In the summers of 1821 and 1822, for example, he produced a series of detailed oil sketches devoted exclusively to clouds: some 50 of these remain extant, each carefully inscribed on the back with the time of day, the direction of the wind and other memoranda relevant to the weather at the time.

It was a subject on which he liked to wax eloquent from time to time. "I have done a good deal of skying," he wrote to a friend in October 1821. "I am determined to conquer all difficulties and that most arduous one among the rest.

"The landscape painter who does not make his skies a very material part of his compositions neglects to avail himself of one of his greatest aids. The difficulties are very great both as to composition and execution: with all their brilliancy, skies ought not to come forward - indeed they should be hardly thought of, any more than extreme distances are - but this does not apply to phenomena or accidental effects of the sky because they always particularly attract the eye."

Because he learned his craft so carefully, Constable is much approved of in weather circles.
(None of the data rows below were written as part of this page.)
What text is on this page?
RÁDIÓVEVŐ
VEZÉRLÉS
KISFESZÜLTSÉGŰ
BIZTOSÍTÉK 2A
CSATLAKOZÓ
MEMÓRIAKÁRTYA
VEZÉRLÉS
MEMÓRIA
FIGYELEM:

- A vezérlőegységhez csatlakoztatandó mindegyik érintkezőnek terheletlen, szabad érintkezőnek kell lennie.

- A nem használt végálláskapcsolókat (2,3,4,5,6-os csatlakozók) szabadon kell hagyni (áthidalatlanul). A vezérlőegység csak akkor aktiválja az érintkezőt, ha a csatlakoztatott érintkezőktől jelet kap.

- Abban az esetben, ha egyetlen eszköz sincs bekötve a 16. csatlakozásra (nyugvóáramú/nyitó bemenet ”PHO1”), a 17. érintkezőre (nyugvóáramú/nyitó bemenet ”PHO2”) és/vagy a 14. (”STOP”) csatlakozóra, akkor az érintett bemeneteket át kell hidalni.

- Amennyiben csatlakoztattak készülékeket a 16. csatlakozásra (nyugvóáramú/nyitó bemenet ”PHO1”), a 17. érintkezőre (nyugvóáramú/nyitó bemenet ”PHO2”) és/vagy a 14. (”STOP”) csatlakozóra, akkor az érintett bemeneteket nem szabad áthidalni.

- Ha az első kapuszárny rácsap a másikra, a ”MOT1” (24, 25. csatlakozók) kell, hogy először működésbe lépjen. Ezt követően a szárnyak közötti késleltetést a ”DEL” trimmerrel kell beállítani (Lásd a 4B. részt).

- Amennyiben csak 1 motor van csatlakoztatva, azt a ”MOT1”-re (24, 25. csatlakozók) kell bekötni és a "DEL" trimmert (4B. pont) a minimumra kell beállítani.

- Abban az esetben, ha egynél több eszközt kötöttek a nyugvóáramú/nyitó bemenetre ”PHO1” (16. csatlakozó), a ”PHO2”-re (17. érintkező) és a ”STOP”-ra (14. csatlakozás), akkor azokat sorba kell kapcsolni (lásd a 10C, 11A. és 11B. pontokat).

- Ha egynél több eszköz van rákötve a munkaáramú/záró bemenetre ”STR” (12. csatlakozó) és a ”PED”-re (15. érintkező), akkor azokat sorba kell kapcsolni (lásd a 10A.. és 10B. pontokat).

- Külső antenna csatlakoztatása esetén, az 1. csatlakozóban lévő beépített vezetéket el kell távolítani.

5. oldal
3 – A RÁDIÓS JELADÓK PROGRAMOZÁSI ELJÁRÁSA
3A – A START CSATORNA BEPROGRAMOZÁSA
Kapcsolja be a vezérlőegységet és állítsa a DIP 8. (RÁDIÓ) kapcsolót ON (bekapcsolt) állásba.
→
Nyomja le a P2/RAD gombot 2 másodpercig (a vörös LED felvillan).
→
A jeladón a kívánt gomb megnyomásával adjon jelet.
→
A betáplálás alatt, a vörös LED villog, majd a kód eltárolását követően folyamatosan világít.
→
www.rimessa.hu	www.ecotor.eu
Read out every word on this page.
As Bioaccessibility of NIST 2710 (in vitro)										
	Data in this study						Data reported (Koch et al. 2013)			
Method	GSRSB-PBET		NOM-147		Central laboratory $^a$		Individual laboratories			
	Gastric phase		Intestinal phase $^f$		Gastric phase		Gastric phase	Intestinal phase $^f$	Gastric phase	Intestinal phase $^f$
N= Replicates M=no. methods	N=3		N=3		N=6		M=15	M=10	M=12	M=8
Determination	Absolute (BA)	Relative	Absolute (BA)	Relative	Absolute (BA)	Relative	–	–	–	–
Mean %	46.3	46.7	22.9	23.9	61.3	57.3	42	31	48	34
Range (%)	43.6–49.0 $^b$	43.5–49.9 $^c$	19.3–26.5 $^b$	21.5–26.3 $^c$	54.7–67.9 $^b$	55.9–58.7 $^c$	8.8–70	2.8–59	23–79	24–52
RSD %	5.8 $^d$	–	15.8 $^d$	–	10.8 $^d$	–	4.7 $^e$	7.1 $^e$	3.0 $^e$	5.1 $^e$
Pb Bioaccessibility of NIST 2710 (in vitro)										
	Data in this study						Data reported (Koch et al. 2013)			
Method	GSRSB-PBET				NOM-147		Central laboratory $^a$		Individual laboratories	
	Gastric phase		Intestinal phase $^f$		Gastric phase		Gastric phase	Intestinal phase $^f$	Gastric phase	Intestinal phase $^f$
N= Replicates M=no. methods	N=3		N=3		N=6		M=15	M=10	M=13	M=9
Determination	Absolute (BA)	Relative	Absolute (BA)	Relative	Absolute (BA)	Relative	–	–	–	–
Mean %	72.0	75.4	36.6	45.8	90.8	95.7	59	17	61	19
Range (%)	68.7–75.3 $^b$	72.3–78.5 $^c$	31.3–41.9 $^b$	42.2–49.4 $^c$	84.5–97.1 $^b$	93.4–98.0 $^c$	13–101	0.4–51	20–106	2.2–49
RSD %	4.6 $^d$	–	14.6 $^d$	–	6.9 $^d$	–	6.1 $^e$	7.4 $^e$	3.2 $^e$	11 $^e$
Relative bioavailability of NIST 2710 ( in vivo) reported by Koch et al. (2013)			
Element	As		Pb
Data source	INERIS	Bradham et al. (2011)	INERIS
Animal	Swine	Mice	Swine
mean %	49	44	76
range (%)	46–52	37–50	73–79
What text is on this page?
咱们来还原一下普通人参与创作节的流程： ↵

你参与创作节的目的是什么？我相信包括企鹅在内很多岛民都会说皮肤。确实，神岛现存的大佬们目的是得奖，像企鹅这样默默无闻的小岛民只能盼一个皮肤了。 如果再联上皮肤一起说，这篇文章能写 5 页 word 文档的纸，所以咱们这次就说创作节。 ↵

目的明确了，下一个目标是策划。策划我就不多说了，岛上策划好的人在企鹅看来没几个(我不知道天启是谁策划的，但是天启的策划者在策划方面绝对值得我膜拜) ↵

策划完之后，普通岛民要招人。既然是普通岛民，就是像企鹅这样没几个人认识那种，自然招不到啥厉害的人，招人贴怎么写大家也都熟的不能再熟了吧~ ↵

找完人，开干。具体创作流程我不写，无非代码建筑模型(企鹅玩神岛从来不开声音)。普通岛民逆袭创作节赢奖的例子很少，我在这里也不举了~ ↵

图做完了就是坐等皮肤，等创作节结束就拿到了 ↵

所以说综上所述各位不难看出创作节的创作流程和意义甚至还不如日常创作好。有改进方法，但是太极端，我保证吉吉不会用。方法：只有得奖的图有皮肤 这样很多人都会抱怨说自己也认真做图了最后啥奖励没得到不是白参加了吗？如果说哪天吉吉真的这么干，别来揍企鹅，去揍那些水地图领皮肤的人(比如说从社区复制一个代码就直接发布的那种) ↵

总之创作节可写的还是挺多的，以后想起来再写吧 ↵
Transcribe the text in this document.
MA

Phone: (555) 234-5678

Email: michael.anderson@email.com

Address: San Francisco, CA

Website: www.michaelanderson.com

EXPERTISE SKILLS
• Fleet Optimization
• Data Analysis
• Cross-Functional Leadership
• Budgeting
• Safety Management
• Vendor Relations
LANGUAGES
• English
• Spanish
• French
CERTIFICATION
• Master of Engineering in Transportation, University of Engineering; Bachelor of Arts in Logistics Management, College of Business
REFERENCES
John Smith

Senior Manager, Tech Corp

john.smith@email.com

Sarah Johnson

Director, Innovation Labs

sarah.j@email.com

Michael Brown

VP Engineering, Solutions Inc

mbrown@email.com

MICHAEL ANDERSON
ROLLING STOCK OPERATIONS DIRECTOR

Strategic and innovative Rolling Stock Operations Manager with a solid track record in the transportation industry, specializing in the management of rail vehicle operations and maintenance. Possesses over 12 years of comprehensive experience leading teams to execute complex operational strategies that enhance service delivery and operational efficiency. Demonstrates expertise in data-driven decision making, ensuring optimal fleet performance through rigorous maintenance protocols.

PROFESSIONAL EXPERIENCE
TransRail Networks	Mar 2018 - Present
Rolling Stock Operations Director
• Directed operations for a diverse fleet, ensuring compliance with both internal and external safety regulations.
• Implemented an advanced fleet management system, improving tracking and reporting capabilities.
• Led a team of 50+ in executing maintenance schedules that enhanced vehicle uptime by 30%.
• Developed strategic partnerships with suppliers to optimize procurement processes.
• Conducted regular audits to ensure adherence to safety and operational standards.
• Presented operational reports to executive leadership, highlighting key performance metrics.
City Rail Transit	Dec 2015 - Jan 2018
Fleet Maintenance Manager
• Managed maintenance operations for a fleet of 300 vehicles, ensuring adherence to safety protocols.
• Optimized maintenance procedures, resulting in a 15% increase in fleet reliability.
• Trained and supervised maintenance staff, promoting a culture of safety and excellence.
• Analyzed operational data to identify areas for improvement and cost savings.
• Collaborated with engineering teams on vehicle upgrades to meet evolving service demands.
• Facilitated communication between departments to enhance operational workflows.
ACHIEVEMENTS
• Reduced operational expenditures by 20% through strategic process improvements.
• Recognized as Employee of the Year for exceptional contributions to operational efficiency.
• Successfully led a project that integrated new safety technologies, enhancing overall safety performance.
His clouds are seen as scientifically accurate and as excelling in their dynamic quality, incorporating always a subtle intimation of continuing change.

Some meteorologists find it odd that although he painted a multitude of showery scenes showing well-developed cumulonimbus clouds, he produced no known example of a cumulonimbus which had reached the decadent "anvil" stage of its development.

On the other hand, he was one of the earliest painters to recognise the influence of topography on the shapes of clouds.

John Constable died suddenly, 162 years ago today on March 31st, 1837.